Caramelle gibt uns mit der vorliegenden Zeichnung eine Idee davon, mit welchen Illusionen die Kunst und im Speziellen die Architektur zu arbeiten imstande sind. Semiabstrakt stellt ein frühes Beispiel für ein perspektivisches Raumkonzept dar. Die Zeichnung zeigt aber lediglich die Möglichkeit einer Raumkonstruktion auf, eine realistische Umsetzbarkeit oder Umsetzung in die Architektur ist in den Spielregeln des Künstlers keineswegs festgeschrieben. Sie führt demnach einen Balanceakt zwischen architektonischem Konzept und autonomer Zeichnung vor.

Semiabstrakt kann auch als Studie gesehen werden, die das bildnerische Potenzial von Schrift und Zeichen, Flächen- und Raumprojektion auslotet. Hinsichtlich der Integration von Schrift in bildnerische Werke erinnert diese Zeichnung an die linguistische Tradition der nachdadaistischen Bewegung als auch der konkreten Poesie.“[5] Der Zeichnung Semiabstrakt liegt demnach ein spielerischer, konzeptueller Impetus zugrunde: Ernst Caramelle sucht in der Kunst nicht den absoluten Ansatz: weder die Originalität noch den Ursprung. Er denkt darüber nach, was Kunst sein kann und damit über das Denken in der Kunst.“[6]

Biografie
1952: geb. in Hall in Tirol.

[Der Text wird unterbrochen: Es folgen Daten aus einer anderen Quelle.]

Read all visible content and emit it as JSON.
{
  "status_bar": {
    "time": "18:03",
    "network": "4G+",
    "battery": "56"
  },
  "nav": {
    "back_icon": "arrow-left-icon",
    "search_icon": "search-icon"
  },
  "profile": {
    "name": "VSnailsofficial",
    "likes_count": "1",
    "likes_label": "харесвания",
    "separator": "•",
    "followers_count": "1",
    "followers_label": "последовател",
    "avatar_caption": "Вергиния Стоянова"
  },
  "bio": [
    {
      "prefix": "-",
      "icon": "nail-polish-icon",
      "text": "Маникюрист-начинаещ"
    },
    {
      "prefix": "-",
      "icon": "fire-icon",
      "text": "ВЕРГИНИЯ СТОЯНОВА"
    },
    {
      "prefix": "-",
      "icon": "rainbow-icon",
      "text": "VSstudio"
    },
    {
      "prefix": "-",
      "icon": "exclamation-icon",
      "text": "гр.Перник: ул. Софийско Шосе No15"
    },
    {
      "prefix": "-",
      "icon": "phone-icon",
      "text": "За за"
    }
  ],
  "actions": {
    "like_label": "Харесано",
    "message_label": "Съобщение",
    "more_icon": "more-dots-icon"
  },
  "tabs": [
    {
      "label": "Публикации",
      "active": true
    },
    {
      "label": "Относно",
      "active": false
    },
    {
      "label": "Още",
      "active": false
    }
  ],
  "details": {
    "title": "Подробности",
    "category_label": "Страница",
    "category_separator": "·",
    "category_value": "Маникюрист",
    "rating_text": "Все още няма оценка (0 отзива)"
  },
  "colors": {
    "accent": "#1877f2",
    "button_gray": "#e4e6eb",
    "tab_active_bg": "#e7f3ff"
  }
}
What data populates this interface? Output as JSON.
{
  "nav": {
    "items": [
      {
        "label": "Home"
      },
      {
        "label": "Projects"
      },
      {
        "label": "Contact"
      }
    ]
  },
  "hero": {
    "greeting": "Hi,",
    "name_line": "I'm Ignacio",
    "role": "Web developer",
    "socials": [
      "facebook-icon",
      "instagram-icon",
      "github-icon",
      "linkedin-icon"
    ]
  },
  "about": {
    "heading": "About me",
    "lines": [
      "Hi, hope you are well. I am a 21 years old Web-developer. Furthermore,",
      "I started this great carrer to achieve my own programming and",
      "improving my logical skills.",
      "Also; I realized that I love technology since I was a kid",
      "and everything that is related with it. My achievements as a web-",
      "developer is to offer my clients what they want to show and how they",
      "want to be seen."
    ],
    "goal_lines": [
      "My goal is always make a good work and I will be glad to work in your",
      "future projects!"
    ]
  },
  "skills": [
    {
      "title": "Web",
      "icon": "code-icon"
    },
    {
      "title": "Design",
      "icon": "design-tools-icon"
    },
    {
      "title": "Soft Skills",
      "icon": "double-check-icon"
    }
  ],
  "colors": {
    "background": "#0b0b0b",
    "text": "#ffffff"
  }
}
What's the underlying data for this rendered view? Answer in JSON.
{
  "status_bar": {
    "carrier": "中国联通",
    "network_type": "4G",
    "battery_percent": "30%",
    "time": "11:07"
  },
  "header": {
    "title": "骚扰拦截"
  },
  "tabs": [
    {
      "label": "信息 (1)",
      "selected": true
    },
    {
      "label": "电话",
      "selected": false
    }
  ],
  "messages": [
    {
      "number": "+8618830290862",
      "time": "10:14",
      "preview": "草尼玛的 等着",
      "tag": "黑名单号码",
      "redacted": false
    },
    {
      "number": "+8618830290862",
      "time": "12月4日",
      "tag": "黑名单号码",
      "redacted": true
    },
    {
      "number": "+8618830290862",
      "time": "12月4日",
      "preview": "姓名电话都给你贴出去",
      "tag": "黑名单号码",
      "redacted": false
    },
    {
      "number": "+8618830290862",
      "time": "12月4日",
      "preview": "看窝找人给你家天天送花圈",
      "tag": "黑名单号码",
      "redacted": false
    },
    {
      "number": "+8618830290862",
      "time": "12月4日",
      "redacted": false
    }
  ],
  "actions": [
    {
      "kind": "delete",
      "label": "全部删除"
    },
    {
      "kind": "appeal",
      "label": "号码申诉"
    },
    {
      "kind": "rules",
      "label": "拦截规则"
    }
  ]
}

Ernst Caramelle verbringt seine Jugendjahre in Brixen im Thale (Tirol) und besucht die Glasfachschule in Kramsach.
1970 – 1976: Studium an der Hochschule für angewandte Kunst in Wien, u. a. bei Oswald Oberhuber
1972: Aufenthalt am Massachusetts Institute of Technology (MIT), Cambridge, Massachusetts, USA
1974: Research Follow am MIT. Caramelle beschäftigt sich v. a. mit Videokunst.
1975: Rückkehr nach Wien an die Hochschule für angewandte Kunst, wo er in der Sparte Freie Grafik unter Oswald Oberhuber sein Diplom ablegt
1979: Einzelausstellung in der Galerie nächst St. Stephan, Wien
1981: Einzelausstellung im Kunstverein Frankfurt
1981 – 1983: Lehrer an der Städelschule in Frankfurt am Main
1986 – 1990: unterrichtet an der Universität für angewandte Kunst, Wien
1992: Teilnahme an der Documenta IX in Kassel
1993: Ernst Caramelle, Wiener Secession, Wien
1994: Professor für Malerei an der Kunstakademie Karlsruhe
2001: Tiroler Landespreis für Kunst
2008: Ernst Caramelle, Galerie im Taxispalais, Innsbruck
2010: Ernst Caramelle, Bloomberg Space, London
2012: Ausstellung im Wexner Center for the Arts, Columbus, Ohio. Berufung zum Rektor der Kunstakademie Karlsruhe
2013: Wandmalerei in der Kunstpassage Karlsplatz, Wien
2014: Ernst Caramelle. Sans titre, La Salle de bains – Musée d’art contemporain, Lyon
2016: Ausstellungsbeteiligung im Rahmen der Ausstellung Abstrakt – Spatial. Malerei im Raum in der Kunsthalle Krems. Weitere Künstler sind Heinrich Dunst, Herbert Hinteregger, Luisa Kasalicky, Michael Kienzer, Ingo Nussbaumer, Helga Philipp, Gerwald Rockenschaub, Peter Sandbichler, Esther Stocker, Sofie Thorsen und Heimo Zobernig

Konzeptkunst
Die Konzeptkunst entwickelt sich ab Mitte der 1960er-Jahre unter dem Einfluss von Sol Le Witt aus der Minimal Art. Losgelöst von dem materiellen Kunstwerk steht die Idee als rein geistige Konzeption im Mittelpunkt. Sie wird nur noch durch schriftliche Aufzeichnungen, Fotos, Diagramme und Berechnungen dokumentiert und erst durch gedanklich assoziative Prozesse in der Vorstellung des Betrachters existent. Der Künstler selbst bleibt unsichtbar; unerheblich ist auch, ob das erdachte Werk überhaupt realisiert wird. Bedeutende Vertreter der Concept Art sind Robert Barry, Hanne Darboven, Jan Dibbets, On Kawara, Joseph Kossuth und Timm Ulrichs.[7]

Provenienz
Die Grafik wurde 1987 in einer Innsbrucker Galerie erworben.

Literatur
Ernst Caramelle. Blätter. Hg. v. Peter Weiermair. Frankfurter Kunstverein. Wels 1981.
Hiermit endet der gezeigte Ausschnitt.